MDIC defende regulação “tropicalizada” para a IA
Na Câmara, representantes da indústria, comércio, governo e Cade defendem modelo regulatório de IA adaptado ao Brasil para garantir soberania nacional
A Comissão Especial da Câmara dos Deputados, que analisa o Projeto de Lei nº 2.338/2023, sobre governança e regulação da inteligência artificial (IA), realizou nesta terça-feira, 12, audiência pública dedicada ao impacto das regras para a competitividade e a soberania nacional. O debate reuniu representantes do governo, do setor produtivo e de órgãos de defesa da concorrência.

Eles destacam que a forma como o Brasil regulamentará a IA influenciará a inserção nas cadeias globais de tecnologia, a atração de investimentos e a capacidade de desenvolver soluções inovadoras. Entre as preocupações citadas estão o risco de excesso regulatório, a necessidade de harmonização com padrões internacionais e o estímulo a startups e empresas de base tecnológica.
Cristiane Rauen, diretora de Transformação Digital e Inovação em Novos Negócios do Ministério do Desenvolvimento, Indústria, Comércio e Serviços (MDIC), defendeu que a regulação da IA seja “tropicalizada” e adaptada ao contexto brasileiro, evitando barreiras excessivas à entrada de pequenas e médias empresas. Para ela, a carga regulatória deve ser proporcional ao risco de cada aplicação, preservando espaço para inovação. Cristiane destacou que o Brasil já é “uma potência em termos de dados”, citando os 175 milhões de usuários do PIX, 169 milhões de contas no Gov.br e 94 milhões de inscritos no CadÚnico, e que o país precisa aproveitar melhor tanto bases públicas quanto dados não pessoais gerados pela indústria — dos quais 90% não são utilizados.
Rodrigo Pastl Pontes, gerente de Transformação Digital e Inovação da Confederação Nacional da Indústria (CNI), alertou para o risco de a redação atual do PL ampliar custos e inviabilizar a inovação industrial.
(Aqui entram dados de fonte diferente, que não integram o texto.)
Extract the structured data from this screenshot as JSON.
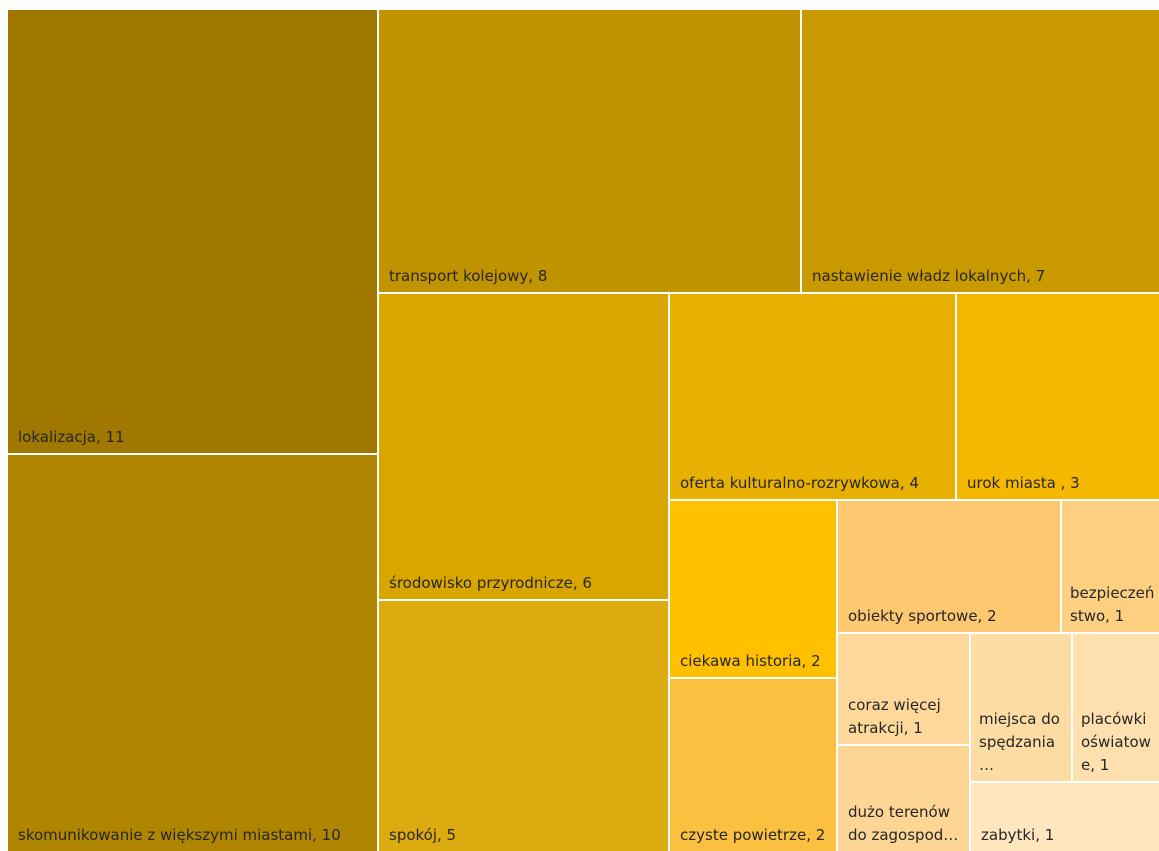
{
  "chart_data": {
    "type": "treemap",
    "categories": [
      "lokalizacja, 11",
      "skomunikowanie z większymi miastami, 10",
      "transport kolejowy, 8",
      "nastawienie władz lokalnych, 7",
      "środowisko przyrodnicze, 6",
      "spokój, 5",
      "oferta kulturalno-rozrywkowa, 4",
      "urok miasta , 3",
      "ciekawa historia, 2",
      "czyste powietrze, 2",
      "obiekty sportowe, 2",
      "bezpieczeństwo, 1",
      "coraz więcej atrakcji, 1",
      "dużo terenów do zagospod…",
      "miejsca do spędzania…",
      "placówki oświatowe, 1",
      "zabytki, 1"
    ],
    "values": [
      11,
      10,
      8,
      7,
      6,
      5,
      4,
      3,
      2,
      2,
      2,
      1,
      1,
      1,
      1,
      1,
      1
    ],
    "colors": [
      "#a07800",
      "#b08600",
      "#c09300",
      "#c99a00",
      "#d9a600",
      "#dcab10",
      "#e8b000",
      "#f5b800",
      "#ffc000",
      "#fcc040",
      "#fdc870",
      "#fdcf80",
      "#fdd89a",
      "#fdd595",
      "#fddca4",
      "#fde0ae",
      "#ffe6bf"
    ]
  }
}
Ele defendeu que o foco regulatório seja restrito a usos de alto risco, preservando a competitividade e evitando a fuga de talentos. Pontes exemplificou aplicações de IA em segurança veicular, automação industrial e agricultura, reforçando que tecnologias transversais precisam de regras proporcionais ao seu impacto.
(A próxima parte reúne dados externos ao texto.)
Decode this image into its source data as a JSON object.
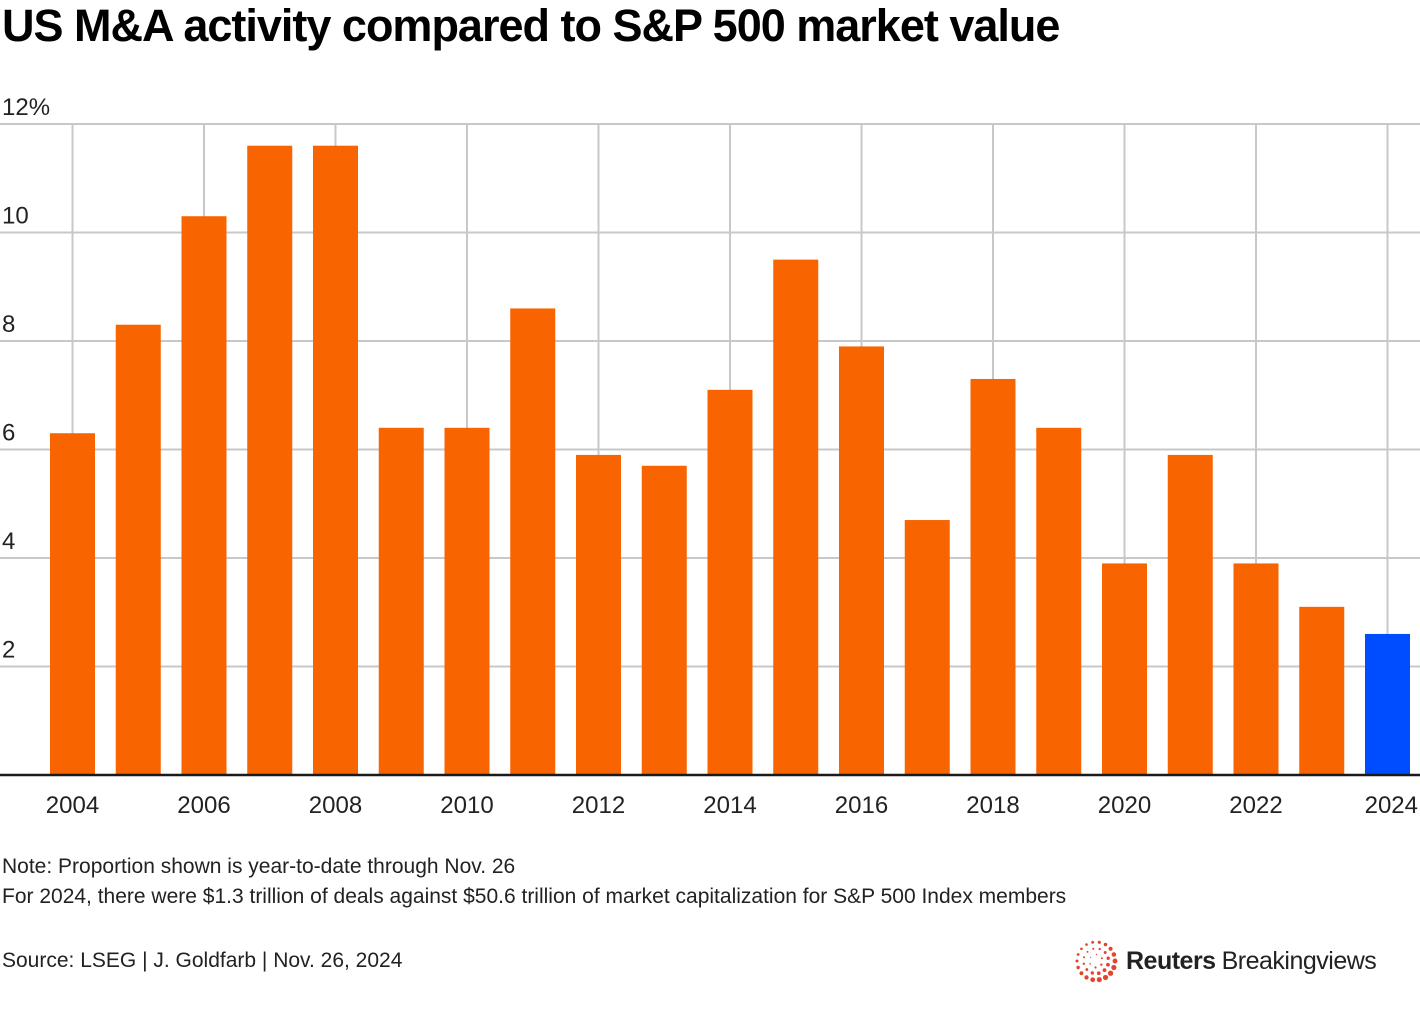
{
  "chart_data": {
    "type": "bar",
    "title": "US M&A activity compared to S&P 500 market value",
    "xlabel": "",
    "ylabel": "",
    "ylim": [
      0,
      12
    ],
    "yticks": [
      {
        "value": 2,
        "label": "2"
      },
      {
        "value": 4,
        "label": "4"
      },
      {
        "value": 6,
        "label": "6"
      },
      {
        "value": 8,
        "label": "8"
      },
      {
        "value": 10,
        "label": "10"
      },
      {
        "value": 12,
        "label": "12%"
      }
    ],
    "categories": [
      "2004",
      "2005",
      "2006",
      "2007",
      "2008",
      "2009",
      "2010",
      "2011",
      "2012",
      "2013",
      "2014",
      "2015",
      "2016",
      "2017",
      "2018",
      "2019",
      "2020",
      "2021",
      "2022",
      "2023",
      "2024"
    ],
    "values": [
      6.3,
      8.3,
      10.3,
      11.6,
      11.6,
      6.4,
      6.4,
      8.6,
      5.9,
      5.7,
      7.1,
      9.5,
      7.9,
      4.7,
      7.3,
      6.4,
      3.9,
      5.9,
      3.9,
      3.1,
      2.6
    ],
    "xtick_labels": [
      "2004",
      "2006",
      "2008",
      "2010",
      "2012",
      "2014",
      "2016",
      "2018",
      "2020",
      "2022",
      "2024"
    ],
    "highlight_category": "2024",
    "grid": true,
    "colors": {
      "bar": "#f76400",
      "highlight": "#004dff",
      "grid": "#c8c8c8",
      "axis": "#1a1a1a"
    }
  },
  "notes": [
    "Note: Proportion shown is year-to-date through Nov. 26",
    "For 2024, there were $1.3 trillion of deals against $50.6 trillion of market capitalization for S&P 500 Index members"
  ],
  "source": "Source: LSEG | J. Goldfarb | Nov. 26, 2024",
  "logo": {
    "icon": "reuters-dot-ring-icon",
    "brand_bold": "Reuters",
    "brand_light": "Breakingviews",
    "color": "#e5432b"
  }
}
O conselheiro do Conselho Administrativo de Defesa Econômica (Cade), Victor Oliveira Fernandes, afirmou que a IA pode trazer ganhos inéditos de produtividade, mas também viabilizar condutas anticompetitivas, como cartéis formados por algoritmos de precificação. Ele ressaltou a importância de articulação entre reguladores e do uso de mecanismos como sandbox regulatório para estimular testes e validação de soluções inovadoras. Segundo Fernandes, a previsão de critérios diferenciados para micro e pequenas empresas, incluída no substitutivo do Senado, é fundamental para evitar barreiras à entrada.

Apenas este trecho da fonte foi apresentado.